Computational resources
Some competitions do pose limitations in order to render available to production feasible solutions, for instance the Bosh Production Line Performance competition - https://www.kaggle.com/c/bosch-production-line-performance - had strict limits on execution time, model file output and memory limit for your solution. Also Kernel based competitions, when requiring both training and inference to be executed on Kernels, do not pose a problem for the resources you have to use because Kaggle will provide with all the resources you need (and this is also intended as a way to put all participants on the same line for a better competition result).
Problems for you arise when you have kernel competitions just limited to inference time and therefore you can train your models on your own machine and the only limit is then based at test time on the number and complexity of models you produce. Since at moment most competitions require deep learning solutions, you have to consider that you surely need specialized hardware such as GPUs in order to achieve some interesting result in a competition. Anyway, also if you participate in some of the now rare tabular competitions, you’ll soon realize that you need a strong machine with quite a number of processors and memory in order to easily apply feature engineering to data, run experiments and build models quickly.
Standards do change rapidly, therefore it is difficult to mention a standard hardware that you should have in order to compete at least on the same league with others. We can anyway take a hint at such standard by looking at what other competitors are using, as their own machine or as a machine on the cloud.
For instance, recently HP has launched a program where it awarded a HP Z4 or Z8 to a few selected Kaggle participants in exchange with visibility for its brand. For instance, a Z8 machine has 56 cores, 3TB of memory, 48TB of storage (a good share by solid storage hard drives) and a NVIDIA RTX as GPU. We understand that such could be a bit out of reach for many as well as even also renting a similar machine for a short time on a cloud instance such as Google’s GCP or Amazon’s AWS is out of discussion for the consequent expenses for even a moderate usage.

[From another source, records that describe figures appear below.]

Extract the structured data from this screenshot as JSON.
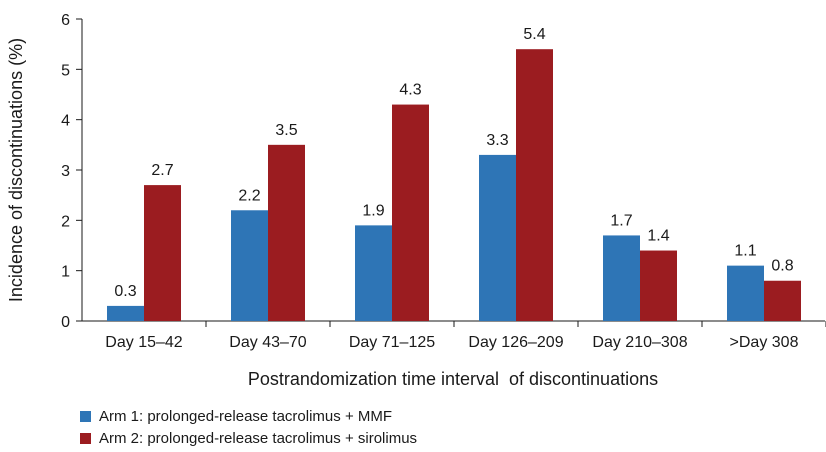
{
  "chart_data": {
    "type": "bar",
    "title": "",
    "xlabel": "Postrandomization time interval  of discontinuations",
    "ylabel": "Incidence of discontinuations (%)",
    "ylim": [
      0,
      6
    ],
    "yticks": [
      0,
      1,
      2,
      3,
      4,
      5,
      6
    ],
    "grid": false,
    "legend_position": "bottom-left",
    "categories": [
      "Day 15–42",
      "Day 43–70",
      "Day 71–125",
      "Day 126–209",
      "Day 210–308",
      ">Day 308"
    ],
    "series": [
      {
        "name": "Arm 1: prolonged-release tacrolimus + MMF",
        "color": "#2e75b6",
        "values": [
          0.3,
          2.2,
          1.9,
          3.3,
          1.7,
          1.1
        ],
        "labels": [
          "0.3",
          "2.2",
          "1.9",
          "3.3",
          "1.7",
          "1.1"
        ]
      },
      {
        "name": "Arm 2: prolonged-release tacrolimus + sirolimus",
        "color": "#9b1c20",
        "values": [
          2.7,
          3.5,
          4.3,
          5.4,
          1.4,
          0.8
        ],
        "labels": [
          "2.7",
          "3.5",
          "4.3",
          "5.4",
          "1.4",
          "0.8"
        ]
      }
    ]
  }
}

Our suggestion, unless your ambition is to climb to the top rankings of Kaggle participants is therefore to go with the machines provided free by Kaggle, the Kaggle Notebooks (also previously known as the Kaggle Kernels).

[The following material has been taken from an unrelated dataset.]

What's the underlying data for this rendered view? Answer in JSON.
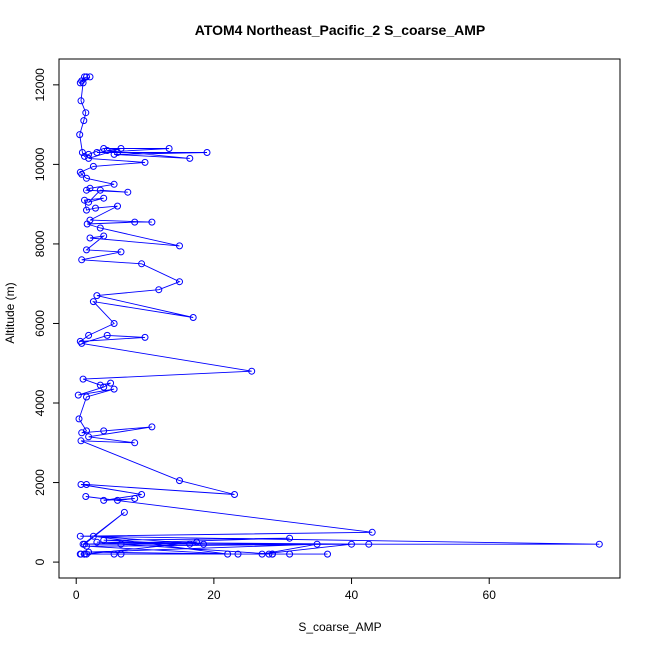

Kaggle Notebooks are a versioned computational environment, based on Docker containers running in cloud machines, which allow you to write and execute both scripts and notebooks in R and Python languages. The Kaggle Notebooks are integrated into the Kaggle environment (you can make submissions from them and keep track what submission refers to what Notebook), they come with most data science packages pre-installed, and they allow some customization (you can download files and install further packages). The basic Kaggle Notebook is just CPU based, but you can have versions boosted by a NVIDIA Tesla P100 or a TPU v3-8 (TPUs are hardware accelerators specialized in deep learning tasks). Though bounded by a usage number and time quota limit, Kaggle Notebooks provide the computational workhorse to build your baseline solutions on Kaggle competitions:
- A CPU Notebook owns 4 CPU cores and 16 GB of memory, you can run 10 Notebooks of this kind at a time but you don’t have any time quote for them
- A GPU features 2 CPU cores and 13 GB of memory, you can run 2 Notebooks of this kind at a time and you have a 30 hours weekly quota for such kind of Notebook
- A TPU features 4 CPU cores and 16 GB of memory, you can run 2 Notebooks of this kind at a time you have a 30 hours weekly quota for such kind of Notebook
All Notebooks can run for 9 hours maximum, and have 20 GB disk saving allowance to store your models and results plus an additional scratchpad disk that can exceed 20 GBs for temporary usage during script running.

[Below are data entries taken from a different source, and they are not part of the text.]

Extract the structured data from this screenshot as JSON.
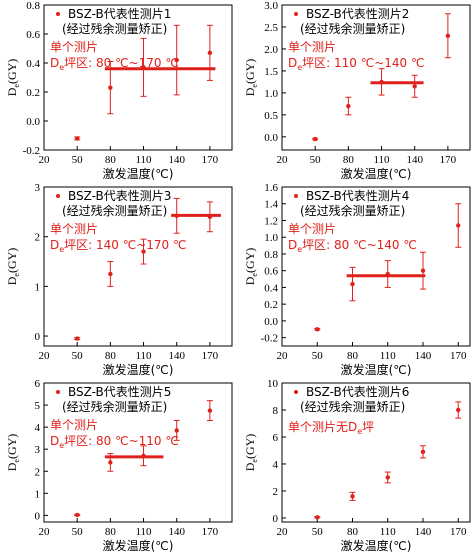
{
  "colors": {
    "accent": "#e0201b",
    "axis": "#000000"
  },
  "chart_data": [
    {
      "type": "scatter",
      "legend": "BSZ-B代表性测片1",
      "legend_sub": "(经过残余测量矫正)",
      "note_line1": "单个测片",
      "note_line2": "D",
      "note_sub": "e",
      "note_rest": "坪区: 80 ℃~170 ℃",
      "xlabel": "激发温度(℃)",
      "ylabel_main": "D",
      "ylabel_sub": "e",
      "ylabel_unit": "(GY)",
      "xlim": [
        20,
        190
      ],
      "ylim": [
        -0.2,
        0.8
      ],
      "x_ticks": [
        20,
        50,
        80,
        110,
        140,
        170
      ],
      "x_tick_labels": [
        "20",
        "50",
        "80",
        "110",
        "140",
        "170"
      ],
      "y_ticks": [
        -0.2,
        0.0,
        0.2,
        0.4,
        0.6,
        0.8
      ],
      "y_tick_labels": [
        "-0.2",
        "0.0",
        "0.2",
        "0.4",
        "0.6",
        "0.8"
      ],
      "points": [
        {
          "x": 50,
          "y": -0.12,
          "err": 0.01
        },
        {
          "x": 80,
          "y": 0.23,
          "err": 0.18
        },
        {
          "x": 110,
          "y": 0.37,
          "err": 0.2
        },
        {
          "x": 140,
          "y": 0.42,
          "err": 0.24
        },
        {
          "x": 170,
          "y": 0.47,
          "err": 0.19
        }
      ],
      "plateau": {
        "x_start": 75,
        "x_end": 175,
        "y": 0.36
      }
    },
    {
      "type": "scatter",
      "legend": "BSZ-B代表性测片2",
      "legend_sub": "(经过残余测量矫正)",
      "note_line1": "单个测片",
      "note_line2": "D",
      "note_sub": "e",
      "note_rest": "坪区: 110 ℃~140 ℃",
      "xlabel": "激发温度(℃)",
      "ylabel_main": "D",
      "ylabel_sub": "e",
      "ylabel_unit": "(GY)",
      "xlim": [
        20,
        190
      ],
      "ylim": [
        -0.3,
        3.0
      ],
      "x_ticks": [
        20,
        50,
        80,
        110,
        140,
        170
      ],
      "x_tick_labels": [
        "20",
        "50",
        "80",
        "110",
        "140",
        "170"
      ],
      "y_ticks": [
        0.0,
        0.5,
        1.0,
        1.5,
        2.0,
        2.5,
        3.0
      ],
      "y_tick_labels": [
        "0.0",
        "0.5",
        "1.0",
        "1.5",
        "2.0",
        "2.5",
        "3.0"
      ],
      "points": [
        {
          "x": 50,
          "y": -0.05,
          "err": 0.02
        },
        {
          "x": 80,
          "y": 0.7,
          "err": 0.2
        },
        {
          "x": 110,
          "y": 1.25,
          "err": 0.3
        },
        {
          "x": 140,
          "y": 1.15,
          "err": 0.25
        },
        {
          "x": 170,
          "y": 2.3,
          "err": 0.5
        }
      ],
      "plateau": {
        "x_start": 100,
        "x_end": 148,
        "y": 1.23
      }
    },
    {
      "type": "scatter",
      "legend": "BSZ-B代表性测片3",
      "legend_sub": "(经过残余测量矫正)",
      "note_line1": "单个测片",
      "note_line2": "D",
      "note_sub": "e",
      "note_rest": "坪区: 140 ℃~170 ℃",
      "xlabel": "激发温度(℃)",
      "ylabel_main": "D",
      "ylabel_sub": "e",
      "ylabel_unit": "(GY)",
      "xlim": [
        20,
        190
      ],
      "ylim": [
        -0.2,
        3.0
      ],
      "x_ticks": [
        20,
        50,
        80,
        110,
        140,
        170
      ],
      "x_tick_labels": [
        "20",
        "50",
        "80",
        "110",
        "140",
        "170"
      ],
      "y_ticks": [
        0,
        1,
        2,
        3
      ],
      "y_tick_labels": [
        "0",
        "1",
        "2",
        "3"
      ],
      "points": [
        {
          "x": 50,
          "y": -0.05,
          "err": 0.02
        },
        {
          "x": 80,
          "y": 1.25,
          "err": 0.25
        },
        {
          "x": 110,
          "y": 1.7,
          "err": 0.25
        },
        {
          "x": 140,
          "y": 2.42,
          "err": 0.35
        },
        {
          "x": 170,
          "y": 2.4,
          "err": 0.3
        }
      ],
      "plateau": {
        "x_start": 135,
        "x_end": 180,
        "y": 2.43
      }
    },
    {
      "type": "scatter",
      "legend": "BSZ-B代表性测片4",
      "legend_sub": "(经过残余测量矫正)",
      "note_line1": "单个测片",
      "note_line2": "D",
      "note_sub": "e",
      "note_rest": "坪区: 80 ℃~140 ℃",
      "xlabel": "激发温度(℃)",
      "ylabel_main": "D",
      "ylabel_sub": "e",
      "ylabel_unit": "(GY)",
      "xlim": [
        20,
        180
      ],
      "ylim": [
        -0.3,
        1.6
      ],
      "x_ticks": [
        20,
        50,
        80,
        110,
        140,
        170
      ],
      "x_tick_labels": [
        "20",
        "50",
        "80",
        "110",
        "140",
        "170"
      ],
      "y_ticks": [
        -0.2,
        0.0,
        0.2,
        0.4,
        0.6,
        0.8,
        1.0,
        1.2,
        1.4,
        1.6
      ],
      "y_tick_labels": [
        "-0.2",
        "0.0",
        "0.2",
        "0.4",
        "0.6",
        "0.8",
        "1.0",
        "1.2",
        "1.4",
        "1.6"
      ],
      "points": [
        {
          "x": 50,
          "y": -0.1,
          "err": 0.01
        },
        {
          "x": 80,
          "y": 0.44,
          "err": 0.2
        },
        {
          "x": 110,
          "y": 0.56,
          "err": 0.16
        },
        {
          "x": 140,
          "y": 0.6,
          "err": 0.22
        },
        {
          "x": 170,
          "y": 1.14,
          "err": 0.26
        }
      ],
      "plateau": {
        "x_start": 75,
        "x_end": 142,
        "y": 0.54
      }
    },
    {
      "type": "scatter",
      "legend": "BSZ-B代表性测片5",
      "legend_sub": "(经过残余测量矫正)",
      "note_line1": "单个测片",
      "note_line2": "D",
      "note_sub": "e",
      "note_rest": "坪区: 80 ℃~110 ℃",
      "xlabel": "激发温度(℃)",
      "ylabel_main": "D",
      "ylabel_sub": "e",
      "ylabel_unit": "(GY)",
      "xlim": [
        20,
        190
      ],
      "ylim": [
        -0.3,
        6.0
      ],
      "x_ticks": [
        20,
        50,
        80,
        110,
        140,
        170
      ],
      "x_tick_labels": [
        "20",
        "50",
        "80",
        "110",
        "140",
        "170"
      ],
      "y_ticks": [
        0,
        1,
        2,
        3,
        4,
        5,
        6
      ],
      "y_tick_labels": [
        "0",
        "1",
        "2",
        "3",
        "4",
        "5",
        "6"
      ],
      "points": [
        {
          "x": 50,
          "y": 0.02,
          "err": 0.03
        },
        {
          "x": 80,
          "y": 2.4,
          "err": 0.4
        },
        {
          "x": 110,
          "y": 2.7,
          "err": 0.45
        },
        {
          "x": 140,
          "y": 3.85,
          "err": 0.45
        },
        {
          "x": 170,
          "y": 4.75,
          "err": 0.45
        }
      ],
      "plateau": {
        "x_start": 75,
        "x_end": 128,
        "y": 2.65
      }
    },
    {
      "type": "scatter",
      "legend": "BSZ-B代表性测片6",
      "legend_sub": "(经过残余测量矫正)",
      "note_line1": "单个测片无D",
      "note_line2": "",
      "note_sub": "e",
      "note_rest": "坪",
      "xlabel": "激发温度(℃)",
      "ylabel_main": "D",
      "ylabel_sub": "e",
      "ylabel_unit": "(GY)",
      "xlim": [
        20,
        180
      ],
      "ylim": [
        -0.3,
        10.0
      ],
      "x_ticks": [
        20,
        50,
        80,
        110,
        140,
        170
      ],
      "x_tick_labels": [
        "20",
        "50",
        "80",
        "110",
        "140",
        "170"
      ],
      "y_ticks": [
        0,
        2,
        4,
        6,
        8,
        10
      ],
      "y_tick_labels": [
        "0",
        "2",
        "4",
        "6",
        "8",
        "10"
      ],
      "points": [
        {
          "x": 50,
          "y": 0.05,
          "err": 0.05
        },
        {
          "x": 80,
          "y": 1.6,
          "err": 0.3
        },
        {
          "x": 110,
          "y": 3.0,
          "err": 0.4
        },
        {
          "x": 140,
          "y": 4.9,
          "err": 0.45
        },
        {
          "x": 170,
          "y": 8.0,
          "err": 0.6
        }
      ],
      "plateau": null
    }
  ]
}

In certain cases, the GPU enhanced machine provided by Kaggle kernels may not be enough. For instance, the recent Deepfake Detection Challenge (https://www.kaggle.com/c/deepfake-detection-challenge) required to process data consisting of about around 500 GB of videos. That is especially because of the time limit of weekly usage, that at the time of this writing is about 30 hours a week and because of the fact that you cannot have more than two machines with GPU running at the same time (10 machines at a time is the limit for the CPU only instances). Even if you can double your machine time by changing your code to leverage the usage of TPUs instead of GPUs (and you can find some guidance for achieving that easily here: https://www.kaggle.com/docs/tpu), that may still prove not enough for fast experimentation on a data heavy competitions such as the Deepfake Detection Challenge. That’s the reason in the chapter devoted to Kaggle Kernel we are going to provide you with many tips and tricks for successful coping with such limitations with decent results without having to buy a heavy performing machine. We are also going to show you how to integrate Kaggle Kernels with Google Cloud Services (GCP) or simply how to move away all your work on another cloud based solution.